The spring draft is an annual thing for Russia, but this year it coincided with the invasion of Ukraine, which started five weeks ago.
Russian Defence Minister Sergei Shoigu said on Tuesday that none of those called up would be sent to any “hot spots”.
The issue is a sensitive one because of an acknowledgment the defence ministry made on March 9 that conscripts had been sent to Ukraine even though Putin had denied it repeatedly.
Punishment to offenders
Putin is now investigating why his orders were disobeyed and promising punishment to offenders.
The annual draft affects men between the ages of 18 and 27, and runs from April 1 to July 15 each year. Those called up will begin to report for training by late May.
“Most military personnel will undergo professional training in training centres for three to five months. Let me emphasize that recruits will not be sent to any hot spots,” Shoigu said.
A lawyer representing several members of Russia’s National Guard who refused an order to go to Ukraine, Mikhail Benyash, said that under Russian law conscripts could be sent to fight after several months of training.
The war has not been going as well for Russia as that nation and others have expected.

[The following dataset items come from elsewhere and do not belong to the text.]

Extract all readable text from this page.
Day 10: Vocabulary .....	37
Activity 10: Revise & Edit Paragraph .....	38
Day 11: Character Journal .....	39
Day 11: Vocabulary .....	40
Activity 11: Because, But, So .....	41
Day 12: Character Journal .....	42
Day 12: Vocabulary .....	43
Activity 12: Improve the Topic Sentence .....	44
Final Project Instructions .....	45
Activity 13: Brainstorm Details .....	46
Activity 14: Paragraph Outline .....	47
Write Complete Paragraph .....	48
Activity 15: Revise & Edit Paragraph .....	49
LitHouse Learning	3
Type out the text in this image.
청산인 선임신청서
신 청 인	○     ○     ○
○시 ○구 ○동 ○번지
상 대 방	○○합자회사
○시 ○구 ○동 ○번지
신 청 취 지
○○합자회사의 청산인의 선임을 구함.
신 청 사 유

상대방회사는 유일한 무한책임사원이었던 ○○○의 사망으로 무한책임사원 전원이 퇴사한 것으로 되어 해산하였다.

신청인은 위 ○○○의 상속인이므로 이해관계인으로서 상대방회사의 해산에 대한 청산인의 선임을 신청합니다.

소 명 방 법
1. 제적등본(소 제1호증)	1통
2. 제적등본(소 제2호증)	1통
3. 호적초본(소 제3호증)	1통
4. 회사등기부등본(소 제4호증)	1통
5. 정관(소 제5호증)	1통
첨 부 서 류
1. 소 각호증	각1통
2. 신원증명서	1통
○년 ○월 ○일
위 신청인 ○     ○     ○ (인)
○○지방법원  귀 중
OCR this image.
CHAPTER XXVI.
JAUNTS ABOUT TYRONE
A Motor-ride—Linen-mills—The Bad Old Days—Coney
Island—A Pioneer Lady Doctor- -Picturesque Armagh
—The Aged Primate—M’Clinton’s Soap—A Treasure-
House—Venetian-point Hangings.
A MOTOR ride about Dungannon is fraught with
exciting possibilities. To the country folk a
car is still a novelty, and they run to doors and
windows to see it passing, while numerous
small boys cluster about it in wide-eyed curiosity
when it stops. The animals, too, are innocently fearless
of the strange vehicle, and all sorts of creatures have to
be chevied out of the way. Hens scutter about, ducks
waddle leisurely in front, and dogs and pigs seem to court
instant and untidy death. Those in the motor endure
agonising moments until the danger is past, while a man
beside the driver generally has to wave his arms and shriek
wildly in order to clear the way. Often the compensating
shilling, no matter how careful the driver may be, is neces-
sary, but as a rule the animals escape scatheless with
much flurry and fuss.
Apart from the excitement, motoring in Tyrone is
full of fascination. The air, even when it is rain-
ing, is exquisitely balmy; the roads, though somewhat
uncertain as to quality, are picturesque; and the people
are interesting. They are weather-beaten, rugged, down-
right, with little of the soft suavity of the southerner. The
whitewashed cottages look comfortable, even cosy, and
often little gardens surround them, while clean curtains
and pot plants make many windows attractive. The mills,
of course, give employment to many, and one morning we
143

Ukrainian fighters have killed at least seven top Russian generals, and up to 60% of Russia’s bombs on a given day have either failed to launch or landed unexploded. Ukraine has fixed some of the bombs and used them against Russia.
In recent days, Russian troops have backed off from trying to take the capital city, Kyiv, and have “reframed” their objective of taking over the country to only “liberating” regions that have high numbers of Russian-backed separatists, like the Eastern Donbas region.
Military analysts have said they think Putin may be trying to give himself a way to save face in his exit from the war.